Hyaluronic acid, marketed under the names Restylane and Perlane, is tremendously popular in the 61 countries where it is legal to use as a wrinkle filler. It occurs naturally in the body as part of the medium where skin cells live.
And those who have received the treatment rave about their results.
"When I look at myself in the mirror and I don't see the deep grooves … I feel ecstatic and I feel happy," Bonnie Rose, 41, told ABCNEWS' Good Morning America.
ABCNEWS' Dr. Nancy Snyderman says Restylane can be more effective than collagen.
"We've all heard of collagen, an animal substance used to plump up and fill in lines and creases in the face that cannot be smoothed by Botox," says Snyderman. "But collagen comes from cows, and carries about a 3 percent risk of allergic reaction."
Perhaps a bigger downside is longevity. Collagen injections typically last about three months — meaning more visits and more money are required for maintenance.
"Collagen is very variable," says Wendy Lewis, a former longtime collagen user and independent cosmetic surgery consultant in New York City. "It's fine if you are in you're 20s and you just want your upper lip done, but once you get into your late 30s and the line is a little deeper — you find that you're living in your dermatologist's office."
Restylane is what has satisfied Lewis and thousands of others all over the world who wanted an alternative filler without collagen's pitfalls.

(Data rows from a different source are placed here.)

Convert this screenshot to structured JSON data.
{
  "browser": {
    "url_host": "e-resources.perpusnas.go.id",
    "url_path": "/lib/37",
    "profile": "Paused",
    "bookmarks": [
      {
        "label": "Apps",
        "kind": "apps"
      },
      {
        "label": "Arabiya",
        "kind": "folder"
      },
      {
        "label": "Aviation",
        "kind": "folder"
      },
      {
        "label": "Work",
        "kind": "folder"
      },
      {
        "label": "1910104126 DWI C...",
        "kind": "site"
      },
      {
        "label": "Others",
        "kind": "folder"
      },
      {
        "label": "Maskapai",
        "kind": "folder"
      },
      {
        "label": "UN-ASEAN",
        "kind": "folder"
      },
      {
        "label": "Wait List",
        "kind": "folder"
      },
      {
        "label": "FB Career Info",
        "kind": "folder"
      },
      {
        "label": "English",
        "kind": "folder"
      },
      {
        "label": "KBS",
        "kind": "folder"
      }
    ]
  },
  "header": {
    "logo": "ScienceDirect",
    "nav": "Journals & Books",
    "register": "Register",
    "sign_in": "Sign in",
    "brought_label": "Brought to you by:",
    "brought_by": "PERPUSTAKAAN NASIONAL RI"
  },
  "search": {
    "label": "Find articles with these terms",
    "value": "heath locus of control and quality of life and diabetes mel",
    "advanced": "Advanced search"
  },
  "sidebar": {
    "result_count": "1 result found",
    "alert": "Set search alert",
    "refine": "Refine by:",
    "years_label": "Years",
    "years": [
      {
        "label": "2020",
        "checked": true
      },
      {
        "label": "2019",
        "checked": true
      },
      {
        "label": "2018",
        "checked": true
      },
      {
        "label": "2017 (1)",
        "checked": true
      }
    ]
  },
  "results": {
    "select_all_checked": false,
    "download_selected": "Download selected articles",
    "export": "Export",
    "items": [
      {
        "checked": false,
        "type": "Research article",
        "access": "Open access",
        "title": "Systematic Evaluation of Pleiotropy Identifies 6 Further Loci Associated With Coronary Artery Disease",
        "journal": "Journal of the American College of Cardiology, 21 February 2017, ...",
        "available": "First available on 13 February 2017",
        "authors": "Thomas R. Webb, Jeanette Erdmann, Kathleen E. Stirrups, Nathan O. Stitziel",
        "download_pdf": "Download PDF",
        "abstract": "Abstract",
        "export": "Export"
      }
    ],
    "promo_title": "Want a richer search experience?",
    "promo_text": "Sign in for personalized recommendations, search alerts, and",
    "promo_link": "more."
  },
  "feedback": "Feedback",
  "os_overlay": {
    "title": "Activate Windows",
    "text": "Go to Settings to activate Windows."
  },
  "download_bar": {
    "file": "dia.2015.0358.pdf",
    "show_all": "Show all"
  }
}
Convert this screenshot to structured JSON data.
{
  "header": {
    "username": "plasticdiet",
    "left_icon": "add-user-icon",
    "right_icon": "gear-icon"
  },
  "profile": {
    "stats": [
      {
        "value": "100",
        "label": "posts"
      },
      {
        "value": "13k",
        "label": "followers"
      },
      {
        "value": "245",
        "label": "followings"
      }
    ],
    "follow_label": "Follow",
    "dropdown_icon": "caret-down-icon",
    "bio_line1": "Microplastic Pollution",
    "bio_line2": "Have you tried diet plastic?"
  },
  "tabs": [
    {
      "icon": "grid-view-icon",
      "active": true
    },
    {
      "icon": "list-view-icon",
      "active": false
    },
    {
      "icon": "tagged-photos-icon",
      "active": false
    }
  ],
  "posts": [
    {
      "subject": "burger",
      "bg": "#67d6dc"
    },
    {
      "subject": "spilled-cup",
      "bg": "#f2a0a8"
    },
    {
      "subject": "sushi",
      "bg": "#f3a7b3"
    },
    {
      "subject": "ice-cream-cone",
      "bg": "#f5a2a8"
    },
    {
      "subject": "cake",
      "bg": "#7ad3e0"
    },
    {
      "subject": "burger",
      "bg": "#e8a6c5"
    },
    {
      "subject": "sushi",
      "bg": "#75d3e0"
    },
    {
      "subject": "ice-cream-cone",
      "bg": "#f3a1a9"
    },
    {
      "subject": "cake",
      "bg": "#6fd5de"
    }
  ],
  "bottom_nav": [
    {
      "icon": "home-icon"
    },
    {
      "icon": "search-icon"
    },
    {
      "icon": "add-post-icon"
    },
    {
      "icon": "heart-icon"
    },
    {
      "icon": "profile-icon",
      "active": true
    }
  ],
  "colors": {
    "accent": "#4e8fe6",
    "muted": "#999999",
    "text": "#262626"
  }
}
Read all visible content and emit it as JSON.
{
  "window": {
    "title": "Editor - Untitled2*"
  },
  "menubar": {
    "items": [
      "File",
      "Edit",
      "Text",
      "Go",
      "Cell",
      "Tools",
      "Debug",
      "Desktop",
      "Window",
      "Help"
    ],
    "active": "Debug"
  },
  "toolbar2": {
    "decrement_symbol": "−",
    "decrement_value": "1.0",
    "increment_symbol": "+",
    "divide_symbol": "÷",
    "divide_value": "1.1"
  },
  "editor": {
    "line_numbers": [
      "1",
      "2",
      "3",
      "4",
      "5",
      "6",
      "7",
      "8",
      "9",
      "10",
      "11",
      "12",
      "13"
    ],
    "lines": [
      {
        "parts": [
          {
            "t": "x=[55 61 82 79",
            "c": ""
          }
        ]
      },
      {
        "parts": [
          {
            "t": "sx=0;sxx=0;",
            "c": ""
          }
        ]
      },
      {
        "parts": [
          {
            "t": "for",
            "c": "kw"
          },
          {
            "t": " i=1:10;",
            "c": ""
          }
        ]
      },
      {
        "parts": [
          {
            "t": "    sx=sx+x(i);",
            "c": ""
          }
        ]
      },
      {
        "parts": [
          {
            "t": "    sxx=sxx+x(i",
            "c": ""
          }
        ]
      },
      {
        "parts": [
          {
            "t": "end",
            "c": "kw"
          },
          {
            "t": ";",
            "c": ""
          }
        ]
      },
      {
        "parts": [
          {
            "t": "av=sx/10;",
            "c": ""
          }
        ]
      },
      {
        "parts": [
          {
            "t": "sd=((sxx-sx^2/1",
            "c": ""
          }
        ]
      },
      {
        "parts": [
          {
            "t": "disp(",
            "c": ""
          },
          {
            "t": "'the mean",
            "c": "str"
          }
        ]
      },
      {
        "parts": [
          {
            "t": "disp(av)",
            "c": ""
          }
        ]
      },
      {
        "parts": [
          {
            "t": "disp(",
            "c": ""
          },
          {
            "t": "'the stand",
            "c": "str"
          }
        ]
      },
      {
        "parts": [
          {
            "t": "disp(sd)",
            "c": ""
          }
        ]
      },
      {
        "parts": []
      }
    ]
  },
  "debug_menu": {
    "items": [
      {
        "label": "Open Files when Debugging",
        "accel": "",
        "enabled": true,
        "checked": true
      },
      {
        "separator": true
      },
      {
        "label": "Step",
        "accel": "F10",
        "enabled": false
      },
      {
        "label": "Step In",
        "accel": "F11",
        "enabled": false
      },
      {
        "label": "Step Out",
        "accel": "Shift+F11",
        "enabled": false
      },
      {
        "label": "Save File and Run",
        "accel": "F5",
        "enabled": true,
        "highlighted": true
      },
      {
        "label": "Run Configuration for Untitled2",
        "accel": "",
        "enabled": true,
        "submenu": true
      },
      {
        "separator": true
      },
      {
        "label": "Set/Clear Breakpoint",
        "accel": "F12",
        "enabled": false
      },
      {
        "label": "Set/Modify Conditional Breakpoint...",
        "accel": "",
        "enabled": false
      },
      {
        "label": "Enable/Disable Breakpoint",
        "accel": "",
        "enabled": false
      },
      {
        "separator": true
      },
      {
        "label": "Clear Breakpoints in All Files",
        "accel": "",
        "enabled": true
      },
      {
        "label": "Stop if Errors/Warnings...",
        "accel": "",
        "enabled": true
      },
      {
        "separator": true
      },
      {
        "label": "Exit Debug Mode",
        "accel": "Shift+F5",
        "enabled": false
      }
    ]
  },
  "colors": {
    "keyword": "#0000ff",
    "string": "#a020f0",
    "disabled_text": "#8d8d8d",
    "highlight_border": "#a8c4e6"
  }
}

And the findings of a clinical trial comparing Restylane to collagen in 137 patients offer promising news that Q-Med, the Swedish-based manufacturers of Restylane, hopes will bring it one step closer to approval by the Food and Drug Administration for use in the United States.
The results, which will be presented today at the 29th annual meeting of the American Society for Dermatologic Surgery, found that hyaluronic acid worked better, lasted longer and required less product than collagen to fill facial lines.
Additionally, this preparation of hyaluronic acid was found to have no risk of allergic reactions. Earlier preparations derived from rooster combs have been associated with inflammatory reactions in the past.
"The products that were used in the '60s, '70s and '80s were very, very different, even though they're hyaluronic acid," says New York City plastic surgeon Dr. Paul Lorenc, who participated in the clinical trial for the FDA. "[Restylane] is a non-animal-derived product."
Crossing the Border
Many American women who want to reap Restylane's benefits, which can last as long as a year, are traveling to countries like Britain where it is legal to use.
Dr. Nick Lowe has been using this new class of injectable fillers for the past six years at his office in London's Cavendish Square.
"One of the puzzles is why we've got all of these fillers available in Europe and why we haven't in the United States," he says. "I think one of the benefits of the American system is the FDA regulations, and the FDA are very, very careful — as they should be — before these products are allowed on the market."